Remember to eat the vegetables and fruit first and stop when you are comfortably full.

Kristina Houser, LD

Diet is a four-letter word!

Losing Weight

Dieting is a word that should not exist! It’s depressing to say the least. Our mind begins to focus on what we can’t have. Then, we mess up, give up and we try again. If you have struggled with your body weight all of your life, the cycle is frustrating. Perhaps you’re someone who has never had a weight problem but seems to have gained weight in college and is unsure of how to go about losing weight.

Everyone seems to want to start with the 1200 calorie diet and hopes for the best. In about 3 days, it’s not going well. Why? Because 1200 calories is too low for almost everyone but if you go on line that is what you will find. The websites suggest this will permit fast weight loss which everyone wants!

Weight loss is about being healthier. If you can match your food intake to your body’s needs, weight loss will happen. The trick – figuring out what works for your body. If done correctly, you aren’t dieting; you are eating well for your body and you continue to eat that way when you’ve reached your goal weight.

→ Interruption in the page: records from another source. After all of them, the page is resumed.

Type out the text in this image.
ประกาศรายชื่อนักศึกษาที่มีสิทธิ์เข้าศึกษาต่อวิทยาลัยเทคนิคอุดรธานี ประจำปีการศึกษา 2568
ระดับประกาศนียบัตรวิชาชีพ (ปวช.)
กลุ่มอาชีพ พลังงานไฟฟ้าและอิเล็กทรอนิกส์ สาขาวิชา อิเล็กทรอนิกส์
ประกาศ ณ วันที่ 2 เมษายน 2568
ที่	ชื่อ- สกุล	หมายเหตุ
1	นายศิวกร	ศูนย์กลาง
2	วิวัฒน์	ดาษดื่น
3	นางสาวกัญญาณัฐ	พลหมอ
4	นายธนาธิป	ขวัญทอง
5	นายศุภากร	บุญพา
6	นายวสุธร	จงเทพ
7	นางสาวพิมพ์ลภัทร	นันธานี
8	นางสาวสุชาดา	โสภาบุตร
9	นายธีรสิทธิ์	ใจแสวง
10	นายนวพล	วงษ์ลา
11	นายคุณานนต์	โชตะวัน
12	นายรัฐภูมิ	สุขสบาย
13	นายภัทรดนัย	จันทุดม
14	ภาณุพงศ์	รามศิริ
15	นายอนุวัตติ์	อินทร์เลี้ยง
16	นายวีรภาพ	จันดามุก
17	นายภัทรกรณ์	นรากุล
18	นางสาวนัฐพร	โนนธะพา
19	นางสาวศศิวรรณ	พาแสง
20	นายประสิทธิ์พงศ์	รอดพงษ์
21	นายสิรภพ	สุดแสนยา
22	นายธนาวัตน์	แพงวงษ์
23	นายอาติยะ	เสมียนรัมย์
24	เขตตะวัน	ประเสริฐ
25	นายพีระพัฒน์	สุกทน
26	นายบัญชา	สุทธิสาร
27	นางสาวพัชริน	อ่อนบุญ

Some people need to reduce portion size, others need to manage carbohydrates, some eat out less, and others move more. The list goes on with changes in habits or food that need that you need to incorporate. A dietitian is the best way to get personalized help. Student Life Student Health Services has a dietitian on staff that can help with your weight loss goals.

So how to you start on this adventure on your own: keep a food log for a week.

Then, go to Choose My Plate.gov and compare how you are eating with what is suggested.

Kristina Houser, LD

From meal plan to apartment plan

Its apartment time!

You put in your dorm time, but now you are free.  Free to find an apartment and free from the food plan and you are certain this will save you money. Think carefully about what lies ahead in this department and ask yourself some questions.

Where is the closest

Adjusting from meal plan to apartment plan

full grocery store?

 

Do I know who much groceries cost?

How will I get there? Do I have a backup plan if the first one does not work?

Do I know how to menu plan so I can create a grocery list?

What, if anything, do I know how to cook from scratch or a box?

What will be my budget for food including groceries and eat out?

How big is the refrigerator and how will we divide the space?

Will my roommates and I keep food individual or will we make group meals?

Over the summer, before you move into that apartment, practice grocery shopping and acquire a sense for cost. Think about meal planning. Learn what to keep on hand in your college pantry. Practice packing lunches over summer if you will do that in the fall. Build a library of 15 minute meals for when you are pressured for time.  Research college friendly cooking.  Here’s a great book to get you started:

The $5 a Meal College Cookbook: Good Cheap Food for When You Need to Eat by Rhonda Lauret Parkinson, B.E. Horton.